>> It's a way to shop that's somewhere between the check-out line and the click and buy, a cashier-free store. Amazon is introducing it to Seattle for the first time. They call it Amazon Go. You scan your phone, grab your items and leave. Reuters' reporter Jeffrey Dustin checked it out.
>> Amazon was working on ADF for four years and then in December 2016 opened the store to Amazon employees to test it, and the store opens Monday to the public. Retailers will be watching closely to see how the technology develops and whether Amazon ultimately chooses to add the technology to stores like Whole Foods, the grocer that Amazon bought last year for $13.7 billion.
However, Amazon now said that it has no plans for adding the technology to Whole Foods.>> So how does it all work? Inside the store, a barrage of cameras and sensors can tell when you pick something up or even if you put it back. And when you leave, your Amazon account is automatically charged, but that's not all.

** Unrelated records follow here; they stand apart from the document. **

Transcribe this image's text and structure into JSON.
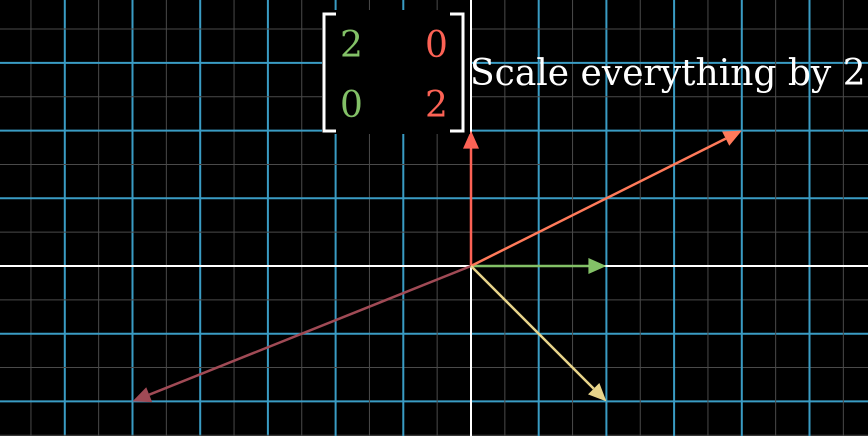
{
  "caption": "Scale everything by 2",
  "matrix": {
    "r1c1": "2",
    "r1c2": "0",
    "r2c1": "0",
    "r2c2": "2",
    "col1_color": "#83c167",
    "col2_color": "#fc6255"
  },
  "grid": {
    "background_color": "#000000",
    "major_line_color": "#3a9cc4",
    "minor_line_color": "#4a4a4a",
    "axis_color": "#ffffff"
  },
  "vectors": [
    {
      "name": "i-hat-scaled",
      "x": 2,
      "y": 0,
      "color": "#83c167"
    },
    {
      "name": "j-hat-scaled",
      "x": 0,
      "y": 2,
      "color": "#fc6255"
    },
    {
      "name": "vector-upper-right",
      "x": 4,
      "y": 2,
      "color": "#ff7a5a"
    },
    {
      "name": "vector-lower-left",
      "x": -5,
      "y": -2,
      "color": "#a04a55"
    },
    {
      "name": "vector-lower-right",
      "x": 2,
      "y": -2,
      "color": "#e8d48a"
    }
  ]
}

There's more to the technology.>> What's interesting is that the way Amazon tracks you is not by facial recognition, it's not following where your smartphone is in the store. But it's the moment when you actually pass through the gated turnstiles, it recognizes whatever entity that is. It could be me.
It could be I scan the gates open and I put this chair through. Whatever actually goes through at that time, it watches what that object takes off the shelf. So in other words, I can actually scan in someone else. And if someone else, walking away from me, walking away from my smartphone picks something off the shelf, that purchase would be associated with my account, because I was the one who scanned him in.
Geoffrey says he could get in and out with a bottle of water in under half a minute, but don't expect the automated store to serve you on the weekend. It's only open Monday to Friday, 7 AM to 9 PM. The machines also seem to need their time off.